Llegas cinco minutos tarde a una reunión. Te sientas, abres el ordenador, sigues como si nada. Esos cinco minutos comunican que tu tiempo vale más que el de los demás. Lo correcto: entrar discretamente, dirigirte primero a quien esté hablando, decir "perdón por el retraso" en voz baja, sentarte sin hacer ruido. La diferencia entre un hombre con criterio y uno sin él se mide en estos detalles. Si vas a ser puntual, sé puntual. Y si no llegas a la hora, asume el coste social: pedir disculpas con sinceridad. Una sola vez. No repetirlo durante toda la reunión.

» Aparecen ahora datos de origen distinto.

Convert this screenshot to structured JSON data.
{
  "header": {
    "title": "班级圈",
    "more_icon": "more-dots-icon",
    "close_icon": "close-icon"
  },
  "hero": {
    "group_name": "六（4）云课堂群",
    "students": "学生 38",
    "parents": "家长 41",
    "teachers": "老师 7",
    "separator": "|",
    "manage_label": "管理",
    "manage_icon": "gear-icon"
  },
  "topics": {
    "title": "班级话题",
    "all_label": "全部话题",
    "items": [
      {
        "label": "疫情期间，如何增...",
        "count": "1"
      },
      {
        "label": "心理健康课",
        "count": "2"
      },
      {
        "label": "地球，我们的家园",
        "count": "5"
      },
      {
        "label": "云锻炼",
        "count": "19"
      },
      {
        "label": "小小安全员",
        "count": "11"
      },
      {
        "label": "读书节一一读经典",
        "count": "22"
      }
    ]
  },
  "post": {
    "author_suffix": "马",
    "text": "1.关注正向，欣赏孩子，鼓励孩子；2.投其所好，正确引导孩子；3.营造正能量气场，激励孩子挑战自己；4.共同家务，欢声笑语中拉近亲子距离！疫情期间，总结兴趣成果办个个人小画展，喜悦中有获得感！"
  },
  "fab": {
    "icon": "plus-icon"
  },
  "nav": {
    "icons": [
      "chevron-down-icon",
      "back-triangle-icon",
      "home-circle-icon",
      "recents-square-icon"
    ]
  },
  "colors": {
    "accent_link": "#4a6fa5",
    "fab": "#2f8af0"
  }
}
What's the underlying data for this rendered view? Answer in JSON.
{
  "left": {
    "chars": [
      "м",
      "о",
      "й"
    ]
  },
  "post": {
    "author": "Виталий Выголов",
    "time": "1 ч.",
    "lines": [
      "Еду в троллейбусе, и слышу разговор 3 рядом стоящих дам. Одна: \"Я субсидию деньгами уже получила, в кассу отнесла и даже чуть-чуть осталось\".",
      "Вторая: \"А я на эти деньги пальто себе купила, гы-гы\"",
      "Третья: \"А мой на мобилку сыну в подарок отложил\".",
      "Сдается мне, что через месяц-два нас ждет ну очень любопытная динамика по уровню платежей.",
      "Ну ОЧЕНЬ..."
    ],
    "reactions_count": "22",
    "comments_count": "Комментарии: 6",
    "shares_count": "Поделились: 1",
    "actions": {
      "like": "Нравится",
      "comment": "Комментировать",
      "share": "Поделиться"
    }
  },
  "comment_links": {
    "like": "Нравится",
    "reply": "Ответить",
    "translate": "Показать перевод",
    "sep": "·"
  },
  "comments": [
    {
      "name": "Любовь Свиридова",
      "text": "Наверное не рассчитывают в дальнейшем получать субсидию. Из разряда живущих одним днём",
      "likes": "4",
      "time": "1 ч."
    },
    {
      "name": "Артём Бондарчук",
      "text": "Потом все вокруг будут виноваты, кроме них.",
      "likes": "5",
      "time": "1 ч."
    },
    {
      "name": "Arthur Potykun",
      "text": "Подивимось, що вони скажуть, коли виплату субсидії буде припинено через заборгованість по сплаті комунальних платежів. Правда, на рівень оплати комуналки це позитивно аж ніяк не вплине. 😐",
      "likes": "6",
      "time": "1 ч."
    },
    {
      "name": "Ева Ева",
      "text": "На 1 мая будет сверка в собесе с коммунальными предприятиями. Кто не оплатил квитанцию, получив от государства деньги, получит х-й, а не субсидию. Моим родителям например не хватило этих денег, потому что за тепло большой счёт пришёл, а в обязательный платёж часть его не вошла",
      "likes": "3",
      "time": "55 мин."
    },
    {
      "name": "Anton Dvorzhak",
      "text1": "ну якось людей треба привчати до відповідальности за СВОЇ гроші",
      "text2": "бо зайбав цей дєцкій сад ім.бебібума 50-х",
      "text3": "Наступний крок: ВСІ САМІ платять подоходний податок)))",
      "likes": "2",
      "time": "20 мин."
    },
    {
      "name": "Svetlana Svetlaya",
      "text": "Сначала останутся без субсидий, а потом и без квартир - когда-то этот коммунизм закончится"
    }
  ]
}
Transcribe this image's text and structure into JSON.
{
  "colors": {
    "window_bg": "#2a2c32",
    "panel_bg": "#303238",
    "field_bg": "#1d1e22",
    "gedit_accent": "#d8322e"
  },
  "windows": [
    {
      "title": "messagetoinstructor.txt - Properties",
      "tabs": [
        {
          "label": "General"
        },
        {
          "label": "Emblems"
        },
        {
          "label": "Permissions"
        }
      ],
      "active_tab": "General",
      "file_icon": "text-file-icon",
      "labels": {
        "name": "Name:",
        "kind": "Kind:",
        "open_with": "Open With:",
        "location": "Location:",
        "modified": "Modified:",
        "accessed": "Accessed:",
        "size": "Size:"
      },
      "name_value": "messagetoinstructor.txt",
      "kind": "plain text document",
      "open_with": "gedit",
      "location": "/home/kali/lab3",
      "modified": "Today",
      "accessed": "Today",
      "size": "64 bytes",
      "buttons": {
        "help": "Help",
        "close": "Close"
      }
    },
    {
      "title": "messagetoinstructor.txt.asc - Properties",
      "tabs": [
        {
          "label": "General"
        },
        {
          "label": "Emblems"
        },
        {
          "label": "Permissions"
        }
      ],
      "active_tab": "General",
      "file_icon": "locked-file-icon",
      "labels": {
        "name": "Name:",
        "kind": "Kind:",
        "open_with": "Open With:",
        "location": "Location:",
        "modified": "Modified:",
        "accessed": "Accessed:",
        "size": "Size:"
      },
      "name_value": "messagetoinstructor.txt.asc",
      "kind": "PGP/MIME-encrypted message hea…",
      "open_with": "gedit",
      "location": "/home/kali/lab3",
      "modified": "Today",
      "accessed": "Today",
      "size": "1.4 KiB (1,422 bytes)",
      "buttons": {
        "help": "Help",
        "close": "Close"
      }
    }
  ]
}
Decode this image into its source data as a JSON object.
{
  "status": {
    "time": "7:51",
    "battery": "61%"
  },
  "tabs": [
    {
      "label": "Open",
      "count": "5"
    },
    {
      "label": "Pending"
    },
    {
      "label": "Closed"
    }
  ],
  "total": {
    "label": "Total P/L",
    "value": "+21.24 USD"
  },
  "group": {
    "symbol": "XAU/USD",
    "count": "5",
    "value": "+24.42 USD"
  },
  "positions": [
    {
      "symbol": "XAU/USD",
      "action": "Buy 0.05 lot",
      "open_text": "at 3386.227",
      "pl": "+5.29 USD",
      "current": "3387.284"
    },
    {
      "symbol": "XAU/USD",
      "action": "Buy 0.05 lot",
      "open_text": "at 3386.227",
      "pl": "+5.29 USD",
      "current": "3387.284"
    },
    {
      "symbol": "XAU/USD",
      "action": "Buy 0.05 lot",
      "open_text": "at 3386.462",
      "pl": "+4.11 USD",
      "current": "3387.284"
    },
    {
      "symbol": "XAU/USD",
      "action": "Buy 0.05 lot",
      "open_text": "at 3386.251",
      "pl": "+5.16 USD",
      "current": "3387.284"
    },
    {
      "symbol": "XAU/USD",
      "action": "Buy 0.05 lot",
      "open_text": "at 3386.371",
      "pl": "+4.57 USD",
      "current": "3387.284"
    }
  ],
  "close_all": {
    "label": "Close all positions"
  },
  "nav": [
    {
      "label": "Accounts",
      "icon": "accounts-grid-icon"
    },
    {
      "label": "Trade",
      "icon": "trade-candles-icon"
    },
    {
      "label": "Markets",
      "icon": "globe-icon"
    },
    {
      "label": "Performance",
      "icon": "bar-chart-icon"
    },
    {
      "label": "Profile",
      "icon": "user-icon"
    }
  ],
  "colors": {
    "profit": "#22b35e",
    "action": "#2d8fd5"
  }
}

Mira a los ojos. Sonríe lo justo. Aprieta firme pero sin triturar. Sostén dos segundos, no más. Ese es el apretón correcto y resume todo lo que necesitas saber sobre primera impresión. Un apretón blando comunica falta de carácter. Uno excesivo, agresividad o inseguridad disfrazada. La mano sudada se seca discretamente en el pantalón antes de saludar. Si tienes que entregar algo, da la mano con la derecha y entrega con la izquierda, nunca al revés. La gente no recuerda el apretón perfecto. Pero recuerda durante años el apretón flojo que le diste el primer día.
Los que llegan lejos no empiezan con más talento.
Empiezan con mejor compañía.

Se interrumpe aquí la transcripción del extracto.